The Federal Government of Nigeria (FGN) bond secondary market wrapped up Thursday’s session with minimal movement as trading activity remained subdued. Market participants maintained a cautious stance ahead of a projected N7 trillion debt capital market expansion in 2025.

A slight selloff of the January 2026 bond pushed its yield up by 2 basis points (bps), causing a marginal increase of 1bp at the short end of the benchmark curve. However, yields at the mid and long segments remained flat, reflecting a largely steady market sentiment.

Modest trading volumes were observed in the mid-segment, where buying interest focused on the May 2033 and February 2034 bonds.

These securities recorded slight yield declines of 1bp and 3bps, respectively, to close at 20.60% and 20.65%, according to TrustBanc. Despite this activity, the overall average yield across the benchmark curve closed unchanged at 19.03%.

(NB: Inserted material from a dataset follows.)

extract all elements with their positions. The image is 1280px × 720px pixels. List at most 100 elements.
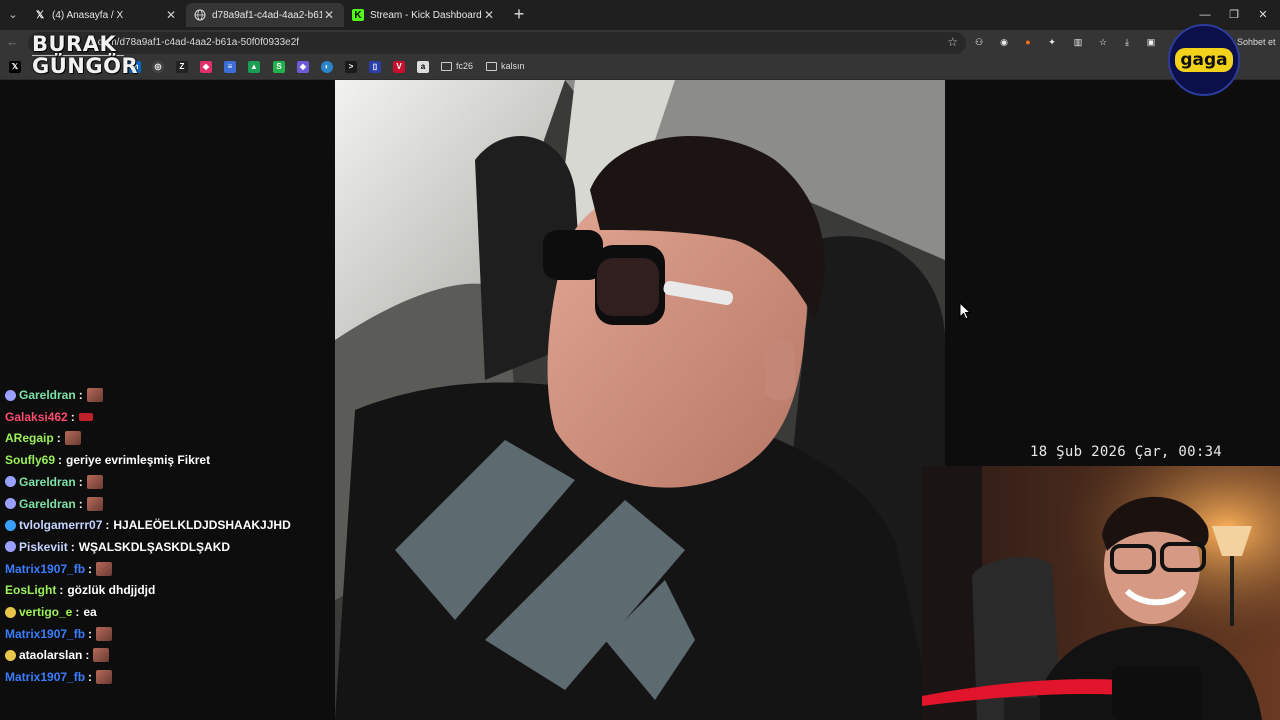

Analysts noted moderate interest in the February 2031 and May 2033 papers, with a few trades executed in the mid-curve segment. However, this limited activity failed to alter the broader market dynamics significantly.

Market watchers expect the current cautious sentiment to persist in the next trading session, as investors weigh potential developments in the debt market against the backdrop of tightening bond supplies following earlier frontloading by the Debt Management Office.